ISSN 1470-3947 (print) | ISSN 1479-6848 (online)

Endocrine Abstracts (2017) 52 P16 | DOI: 10.1530/endoabs.52.P16

Relationship between symptoms and health-related quality of life benefits in patients with carcinoid syndrome: post-hoc analyses from TELESTAR

Marianne Pavel1, David Cella2, Jennifer Beaumont2, Stacie Hudgens3, Florence Marteau4, Marion Feuilly4, Sylvie Gabriel4, Aude Houchard4, John Ramage5, Dieter Horsch6 & Matthew Kulke7

1Gastroenterology and Hepatology, Endocrinology & Metabolic Diseases, Charité University Medicine Berlin, Berlin, Germany; 2Feinberg School of Medicine, Northwestern University, Chicago, Illinois, USA; 3Clinical Outcomes Solutions, Tucson, Arizona, USA; 4Health Economics & Outcomes Research, Ipsen, Boulogne-Billancourt, France; 5Gastroenterology, Hampshire Hospitals, Basingstoke, UK; 6Internal Medicine, Zentralklinik Bad Berka, Bad Berka, Germany; 7Gastrointestinal Cancer Treatment Center, Dana-Farber Cancer Institute, Boston, Massachusetts, USA.

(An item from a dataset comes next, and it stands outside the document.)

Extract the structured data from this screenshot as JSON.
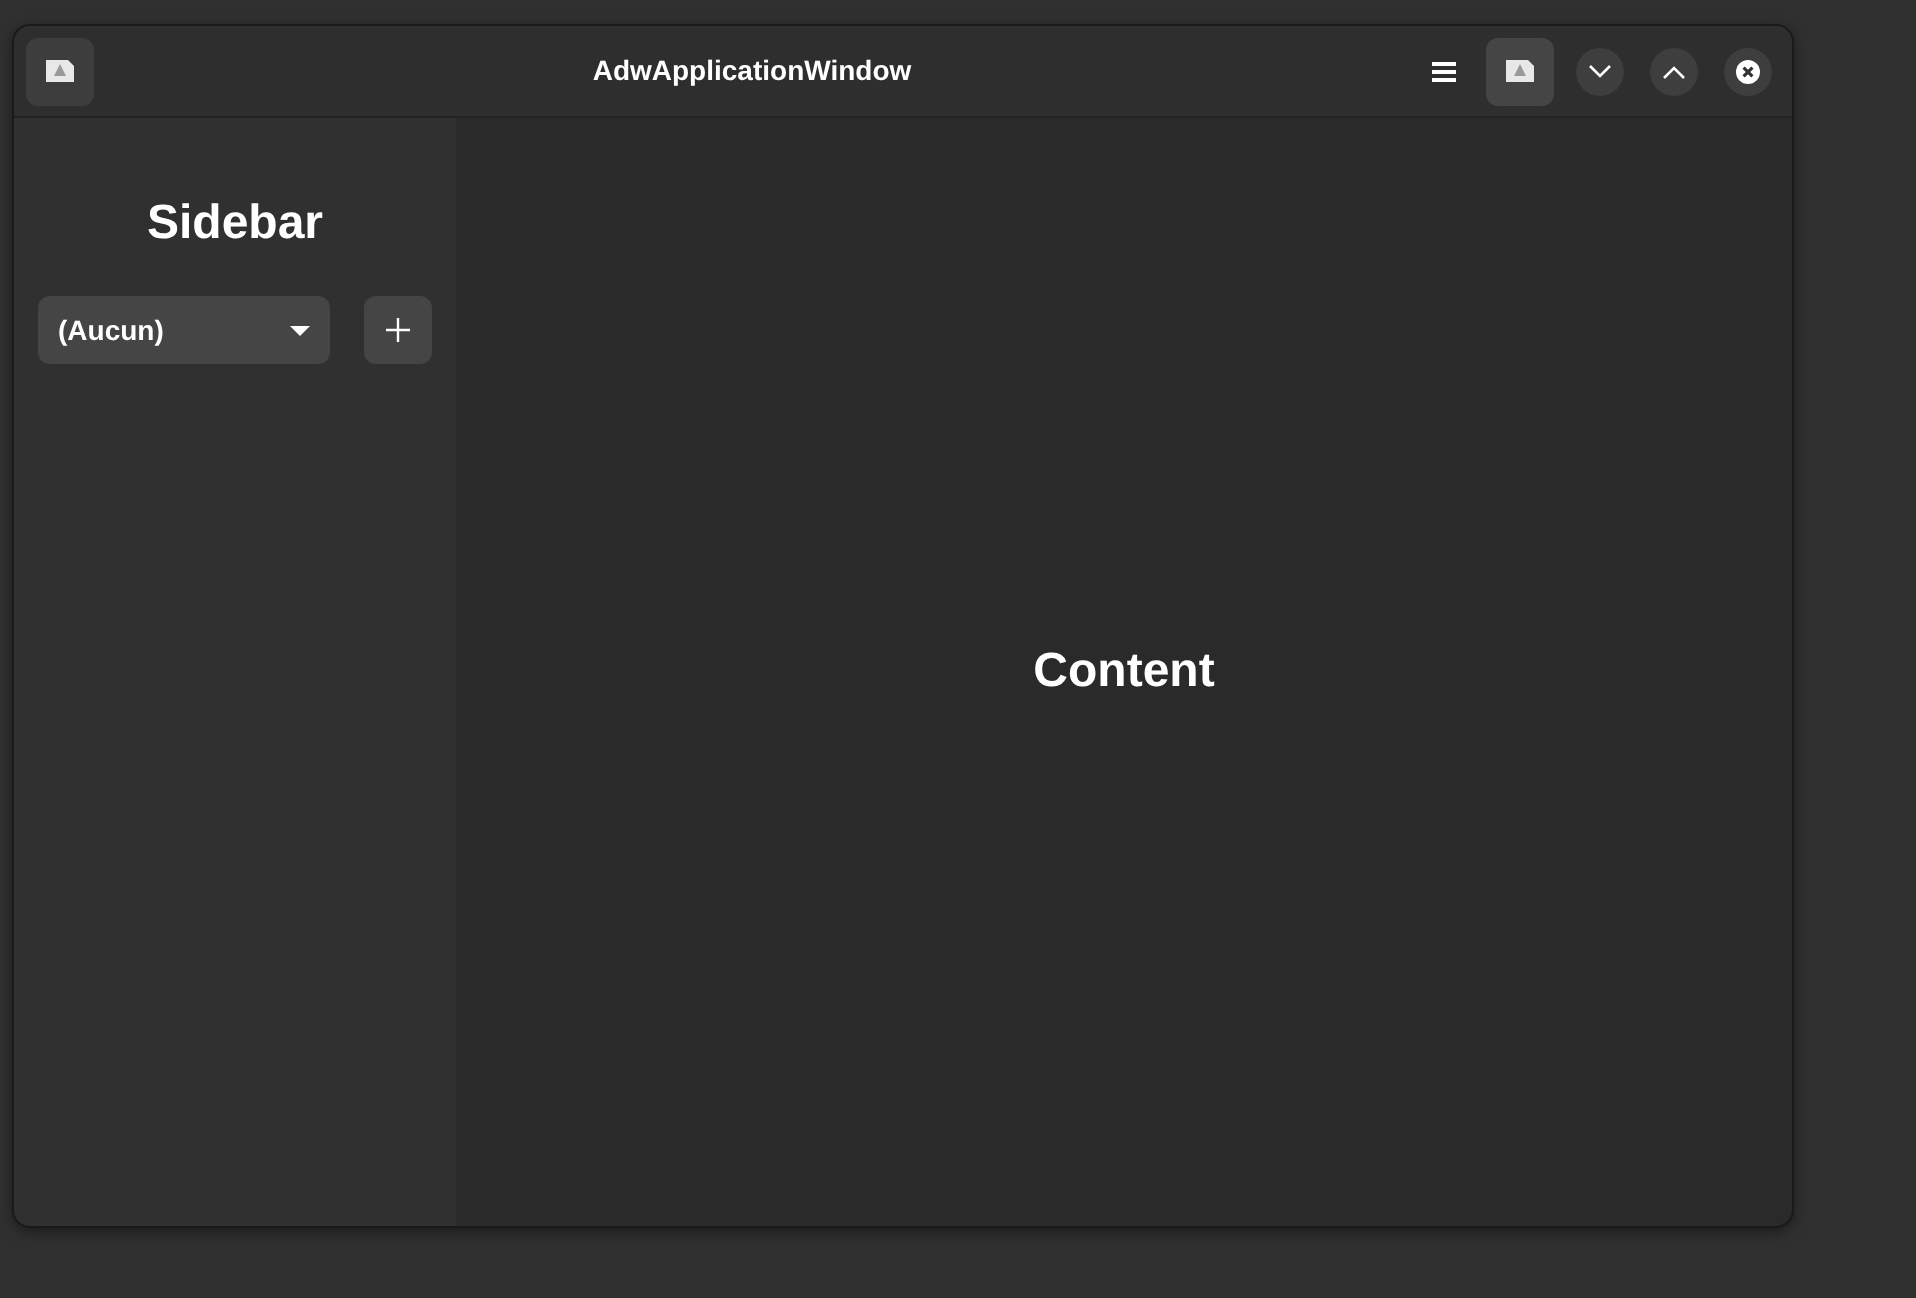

Background: The safety and efficacy of telotristat ethyl (TE) in patients (pts) with metastatic neuroendocrine tumors (NETs) and carcinoid syndrome (CS) not adequately controlled with somatostatin analogs (SSAs) have been demonstrated. TE-treated pts showed significantly greater reductions in bowel movement (BM) frequency and more presented with durable response than placebo (PBO)-treated pts. These post-hoc analyses examined the relationship between improvements in symptoms and health-related quality of life (HRQoL) in pts who were durable responders (DRs; n=48) and non-durable responders (NDRs; n=87), irrespective of treatment group, in TELESTAR (NCT01677910).

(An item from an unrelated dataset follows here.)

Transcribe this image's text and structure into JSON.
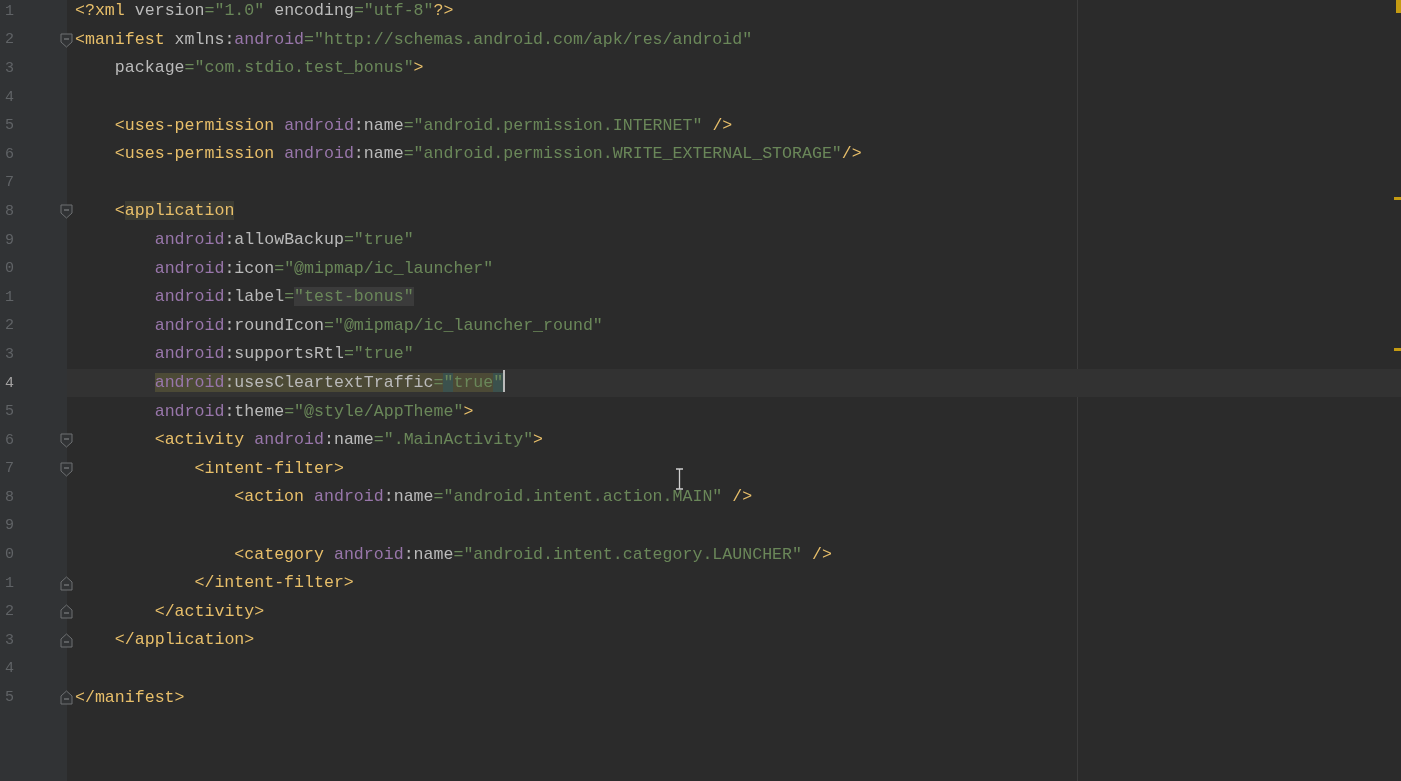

Methods: Pts were randomized 1:1:1 to TE 250 mg, 500 mg, and PBO three times daily during the 12-week (wk) double-blind (DB) treatment period; durable response was predefined as a daily BM frequency reduction of ≥30% from baseline for ≥50% of the DB period. Clinical symptoms were assessed via daily records, HRQoL by the EORTC QLQ-C30 and QLQ-GINET21 questionnaires. The difference in arithmetic means and associated 95% CIs were used as a descriptive measure of group effects.

Results: 135 pts were randomized, 45 in each group. The mean difference (95% CI) in change from baseline between DRs and NDRs at Wk12 was (1.8 (−2.3, −1.2)) for daily BM frequency, (−1.2 (−1.6, −0.7)) for daily flushing, (−38.7 (−70.0, −7.3) mg/24 hrs) for u5-HIAA levels, (−1.2 (−1.8, −0.6)) for abdominal pain severity and (−0.3 (−0.4, −0.2)) for urgency to defecate. DRs showed meaningful and/or significant improvements in QLQ-C30 global health (8.1 (−0.3, 16.5)), summary score (4.9 (0.6, 9.2)), social functioning (5.1 (−4.7, 14.9)), nausea/vomiting (−7.5 (−15.4, 0.4)), pain (−16.0 (−27.0, −5.0)), dyspnoea (−5.7 (−15.5, 4.1)), diarrhoea (−14.7 (−26.5, −2.9)), and GINET21 gastrointestinal symptoms (−9.3 (−16.3, −2.2)) versus NDRs.

Conclusions: Durable response was associated with reductions in the symptoms and overall clinical burden of CS. DRs showed significant and/or meaningful improvements in global HRQoL, nausea, pain, diarrhoea, and gastrointestinal symptoms.